Der US-Dollar (USD) hat es geschafft, den negativen Wochenstart hinter sich zu lassen und am Dienstag wieder Tritt zu fassen. Die Erholung ist auf eine breit angelegte Erholung der Renditen von US-Staatsanleihen und anhaltende Spannungen im geopolitischen Umfeld zurückzuführen.
Der US-Dollar-Index (DXY) hat wieder etwas Boden gutgemacht und einen großen Teil der Verluste vom Montag aufgeholt, wobei er kurzzeitig die Marke von 99,60 überschreiten konnte. Anstehen werden die üblichen MBA-Hypothekenanträge, gefolgt von den wichtigeren ADP-Beschäftigungszahlen, den Auftragseingängen der Industrie sowie dem wöchentlichen EIA-Bericht zu den US-Rohölvorräten.

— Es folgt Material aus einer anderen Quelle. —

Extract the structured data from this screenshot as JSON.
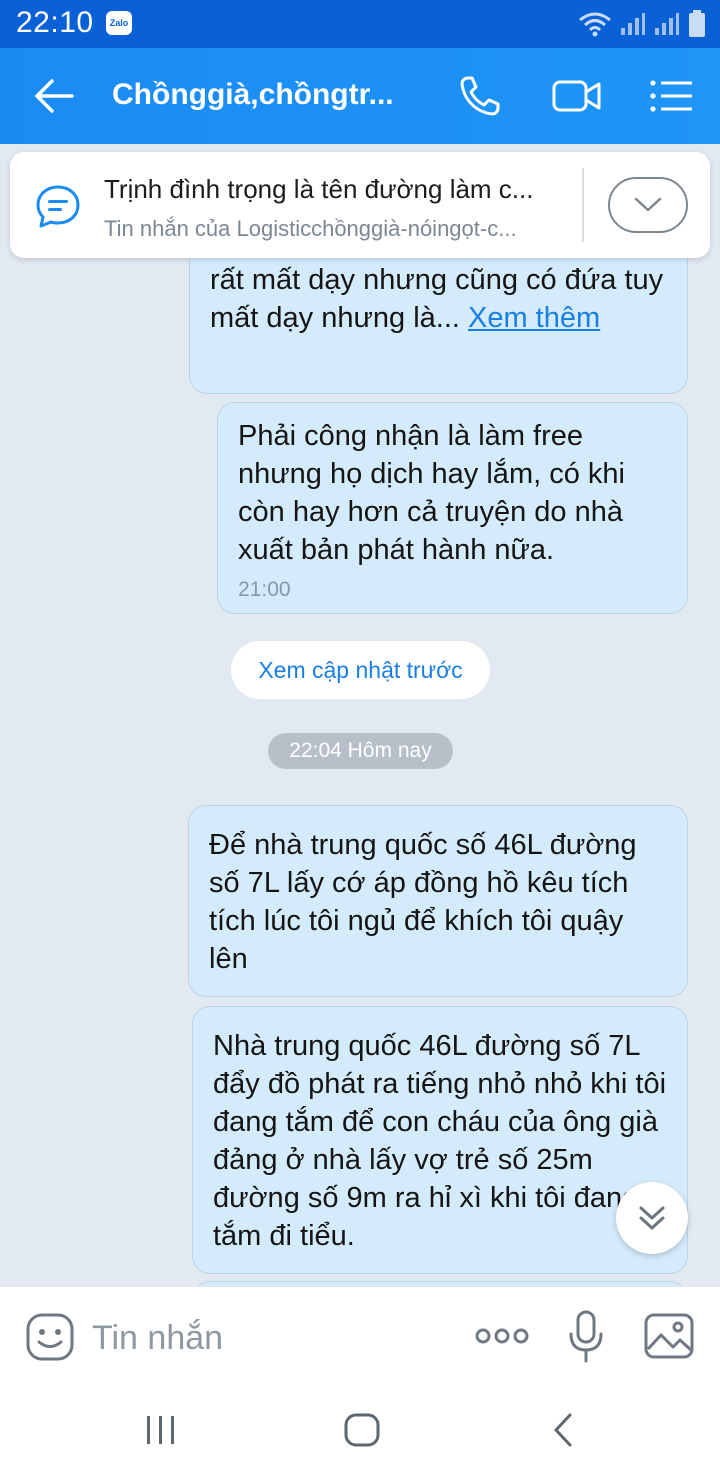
{
  "status_bar": {
    "time": "22:10",
    "app_badge": "Zalo"
  },
  "header": {
    "title": "Chồnggià,chồngtr..."
  },
  "pinned": {
    "title": "Trịnh đình trọng là tên đường làm c...",
    "subtitle": "Tin nhắn của Logisticchồnggià-nóingọt-c..."
  },
  "messages": [
    {
      "text": "rất mất dạy nhưng cũng có đứa tuy mất dạy nhưng là... ",
      "see_more": "Xem thêm"
    },
    {
      "text": "Phải công nhận là làm free nhưng họ dịch hay lắm, có khi còn hay hơn cả truyện do nhà xuất bản phát hành nữa.",
      "time": "21:00"
    },
    {
      "text": "Để nhà trung quốc số 46L đường số 7L lấy cớ áp đồng hồ kêu tích tích lúc tôi ngủ để khích tôi quậy lên"
    },
    {
      "text": "Nhà trung quốc 46L đường số 7L đẩy đồ phát ra tiếng nhỏ nhỏ khi tôi đang tắm để con cháu của ông già đảng ở nhà lấy vợ trẻ số 25m đường số 9m ra hỉ xì khi tôi đang tắm đi tiểu."
    }
  ],
  "load_previous": "Xem cập nhật trước",
  "date_separator": "22:04 Hôm nay",
  "input": {
    "placeholder": "Tin nhắn"
  },
  "colors": {
    "header": "#1f95f6",
    "status_bar": "#0a61d6",
    "bubble": "#d4ebfc",
    "link": "#1a7fe2",
    "chat_bg": "#e2e9f1"
  },
  "icons": [
    "back-arrow-icon",
    "phone-icon",
    "video-call-icon",
    "menu-list-icon",
    "chat-bubble-icon",
    "chevron-down-icon",
    "sticker-icon",
    "more-icon",
    "microphone-icon",
    "image-icon"
  ]
}
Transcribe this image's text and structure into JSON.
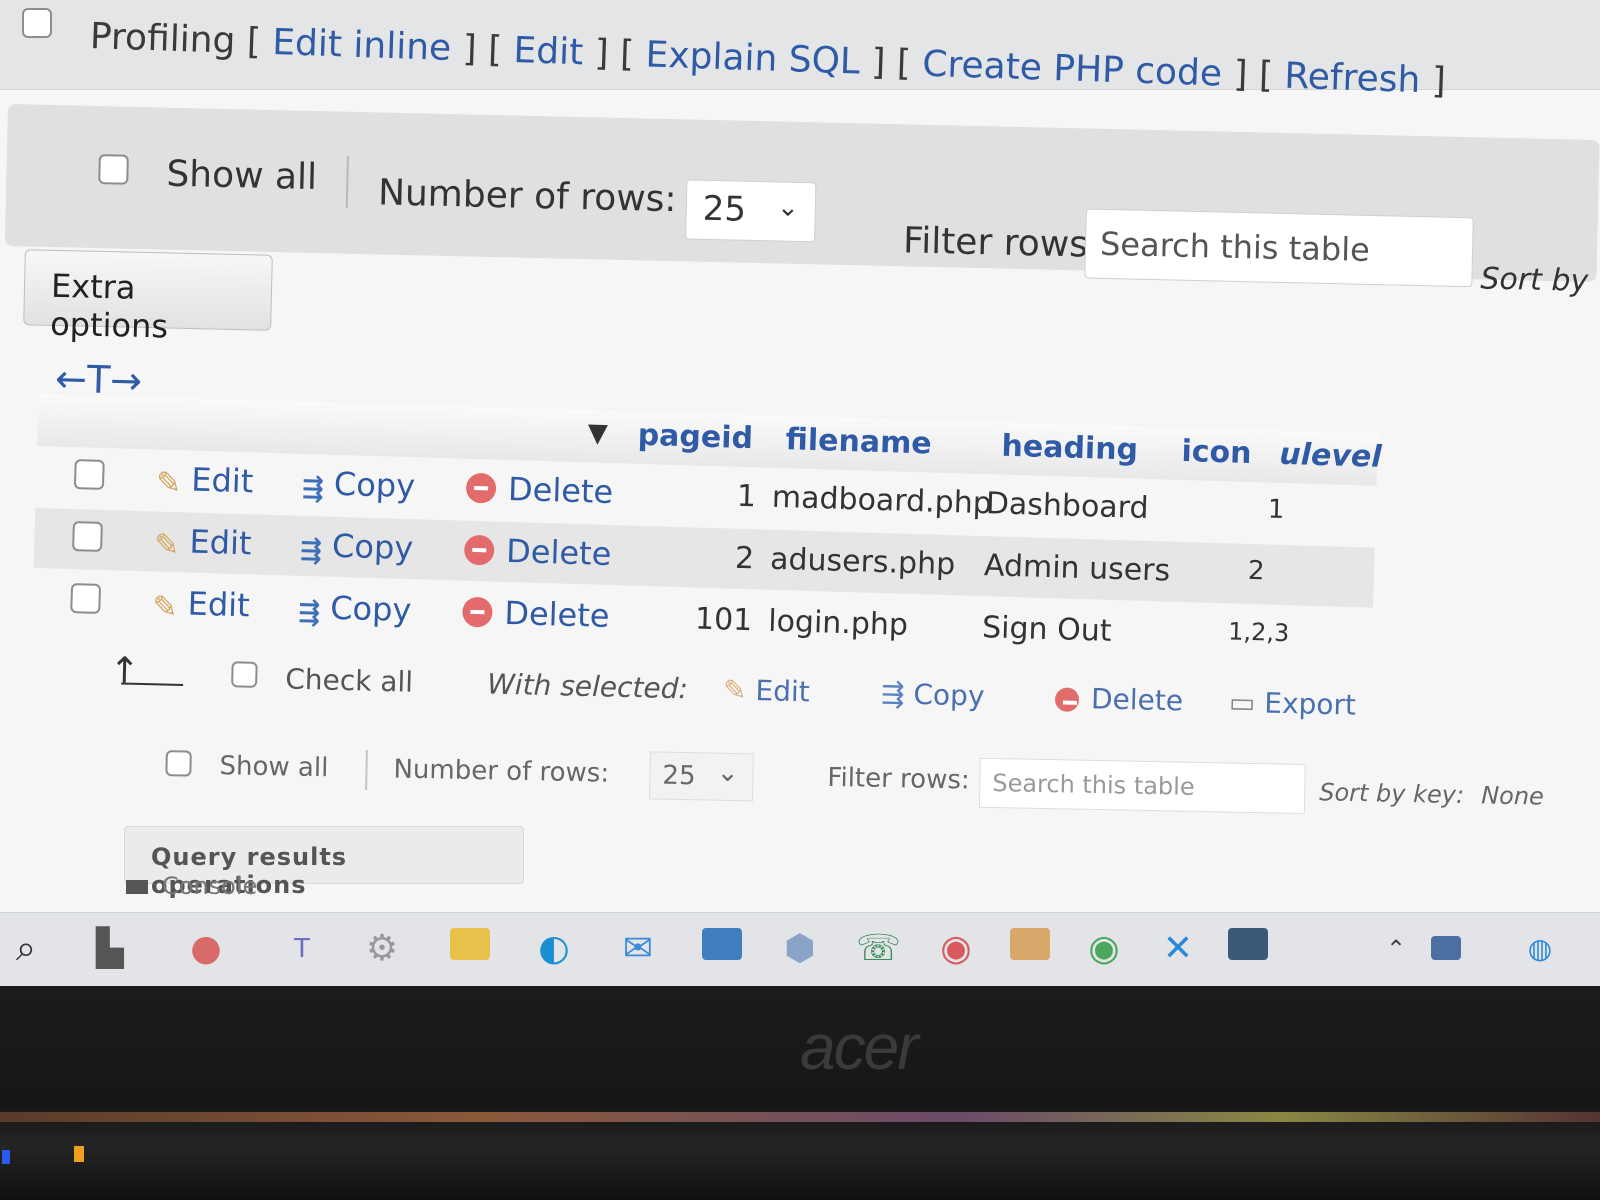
{
  "profiling": {
    "label": "Profiling",
    "links": [
      "Edit inline",
      "Edit",
      "Explain SQL",
      "Create PHP code",
      "Refresh"
    ]
  },
  "navbar": {
    "show_all": "Show all",
    "rows_label": "Number of rows:",
    "rows_value": "25",
    "filter_label": "Filter rows:",
    "filter_placeholder": "Search this table",
    "sort_by": "Sort by"
  },
  "extra_options": "Extra options",
  "table": {
    "col_arrows": "←T→",
    "columns": [
      "pageid",
      "filename",
      "heading",
      "icon",
      "ulevel"
    ],
    "actions": {
      "edit": "Edit",
      "copy": "Copy",
      "delete": "Delete"
    },
    "rows": [
      {
        "pageid": "1",
        "filename": "madboard.php",
        "heading": "Dashboard",
        "icon": "",
        "ulevel": "1"
      },
      {
        "pageid": "2",
        "filename": "adusers.php",
        "heading": "Admin users",
        "icon": "",
        "ulevel": "2"
      },
      {
        "pageid": "101",
        "filename": "login.php",
        "heading": "Sign Out",
        "icon": "",
        "ulevel": "1,2,3"
      }
    ]
  },
  "bulk": {
    "check_all": "Check all",
    "with_selected": "With selected:",
    "edit": "Edit",
    "copy": "Copy",
    "delete": "Delete",
    "export": "Export"
  },
  "nav_bottom": {
    "show_all": "Show all",
    "rows_label": "Number of rows:",
    "rows_value": "25",
    "filter_label": "Filter rows:",
    "filter_placeholder": "Search this table",
    "sort_by_key": "Sort by key:",
    "sort_value": "None"
  },
  "query_results_operations": "Query results operations",
  "console": "Console",
  "brand": "acer"
}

EUR/USD zeigte sich defensiv und fiel trotz vorläufiger Inflationsdaten aus der Eurozone wieder unter 1,1600, was die Spekulationen über eine EZB-Zinserhöhung im September neu entfachte. Als Nächstes stehen im heimischen Kalender die endgültigen S&P Global Services EMI in Deutschland und der Eurozone sowie die Erzeugerpreise im Währungsraum an, die alle am 3. September veröffentlicht werden.

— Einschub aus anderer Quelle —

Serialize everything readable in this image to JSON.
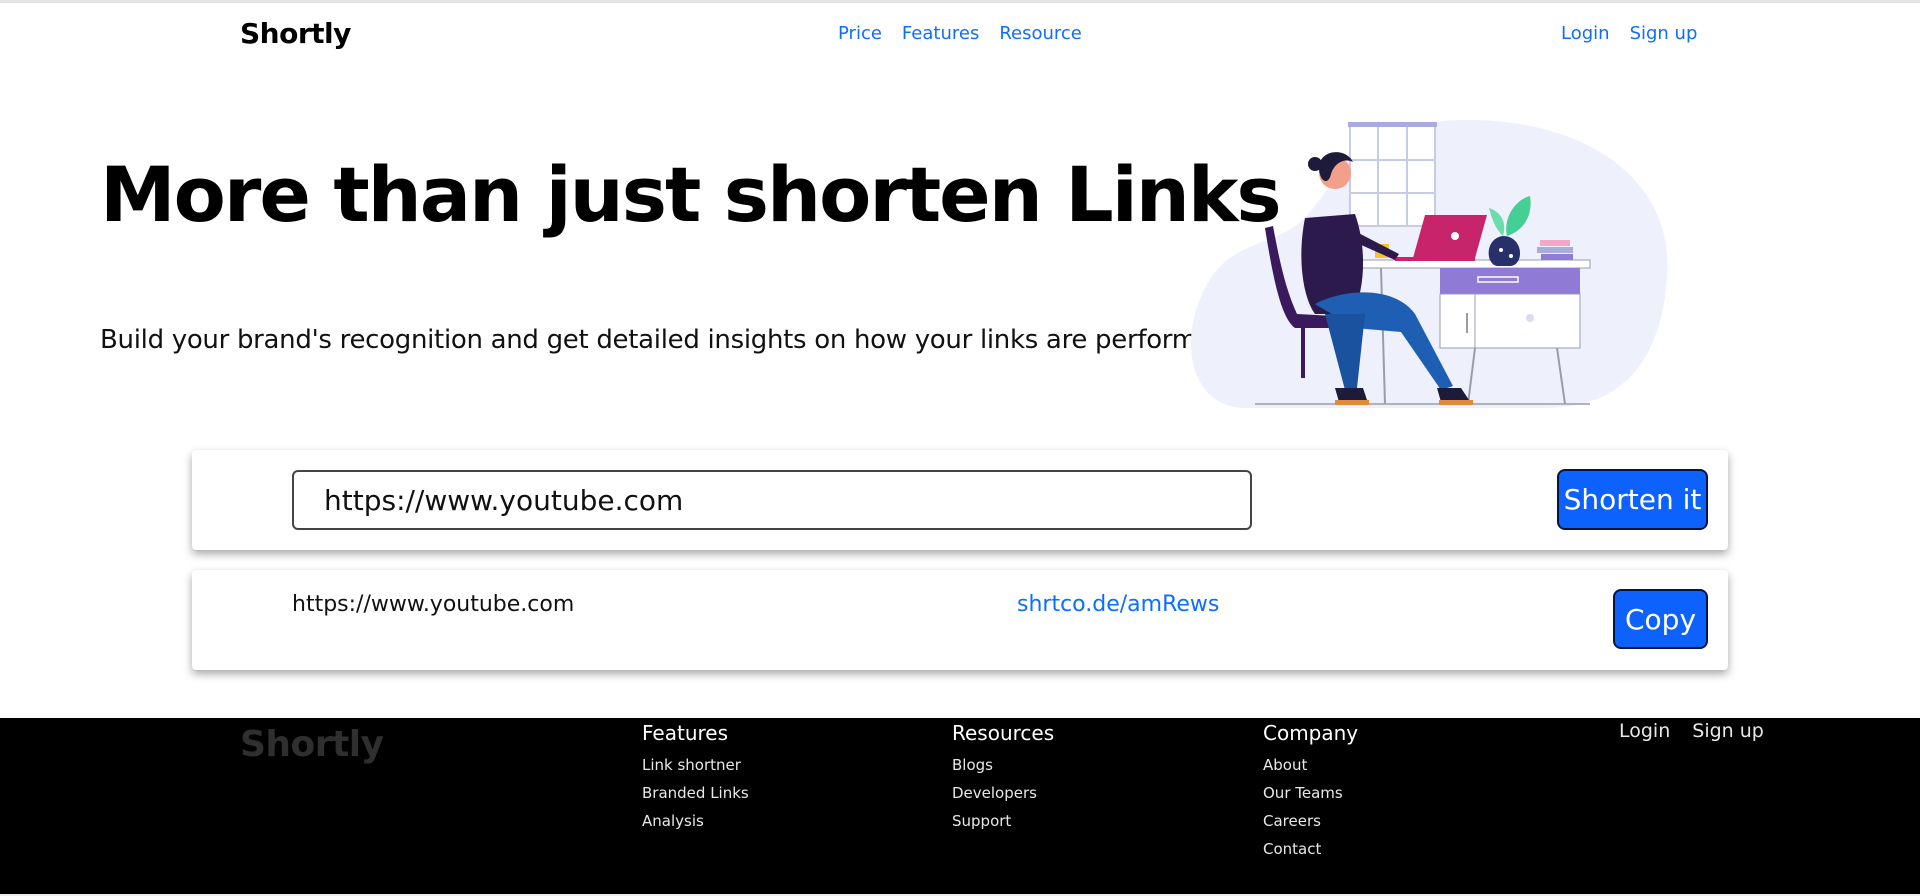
{
  "nav": {
    "brand": "Shortly",
    "links": [
      {
        "label": "Price"
      },
      {
        "label": "Features"
      },
      {
        "label": "Resource"
      }
    ],
    "login": "Login",
    "signup": "Sign up"
  },
  "hero": {
    "title": "More than just shorten Links",
    "subtitle": "Build your brand's recognition and get detailed insights on how your links are performing",
    "illustration_icon": "woman-working-at-desk-illustration"
  },
  "shortener": {
    "input_value": "https://www.youtube.com",
    "button_label": "Shorten it"
  },
  "result": {
    "original_url": "https://www.youtube.com",
    "short_url": "shrtco.de/amRews",
    "copy_label": "Copy"
  },
  "footer": {
    "brand": "Shortly",
    "features": {
      "title": "Features",
      "links": [
        "Link shortner",
        "Branded Links",
        "Analysis"
      ]
    },
    "resources": {
      "title": "Resources",
      "links": [
        "Blogs",
        "Developers",
        "Support"
      ]
    },
    "company": {
      "title": "Company",
      "links": [
        "About",
        "Our Teams",
        "Careers",
        "Contact"
      ]
    },
    "login": "Login",
    "signup": "Sign up"
  },
  "colors": {
    "accent": "#0d6efd",
    "button": "#0d62fd",
    "footer_bg": "#000000"
  }
}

GBP/USD hat seinen Rückgang wieder aufgenommen und ist in den Bereich der niedrigen 1,3500 zurückgekehrt, womit die Zuversicht vom Montag schnell wieder vergessen war. Da morgen im Vereinigten Königreich keine Datenveröffentlichungen anstehen, dürfte sich der Fokus der Aufmerksamkeit auf die Veröffentlichung des endgültigen S&P Global Services EMI am 3. September verlagern.
USD/JPY testete den Bereich der jüngsten Hochs oberhalb der wichtigen 160,00-Hürde, nahm seinen Aufwärtstrend wieder auf und ließ den Rücksetzer vom Montag rasch hinter sich. Veröffentlicht werden die Geldbasis-Daten, gefolgt von einer Rede von Takada von der BoJ.
AUD/USD hat den soliden Anstieg vom Montag wieder abgegeben und kehrte in die Spanne von 0,7140/0,7130 zurück, also auf Mehrtagestiefs. Im Fokus in Australien steht die wichtige BIP-Wachstumsrate für das zweite Quartal, gefolgt vom Ai Group Manufacturing Index.
Die Preise für WTI haben auf die Gewinne vom Montag aufgebaut und neue Zweimonatshochs nur wenige Cent unter der Marke von 90,00 US-Dollar pro Barrel erreicht, als Reaktion auf eine Eskalation der Spannungen zwischen den USA und dem Iran sowie zunehmende Sorgen über die Angebotsseite.
Gold hat deutlich nachgegeben, näherte sich der Marke von 4.300 US-Dollar pro Feinunze und flirtete mit Dreiwochentiefs. Der freundlichere Ton beim US-Dollar in Kombination mit höheren Renditen von US-Staatsanleihen entlang der gesamten Kurve hat das gelbe Metall dazu veranlasst, seine mehrtägige Korrektur weiter auszudehnen.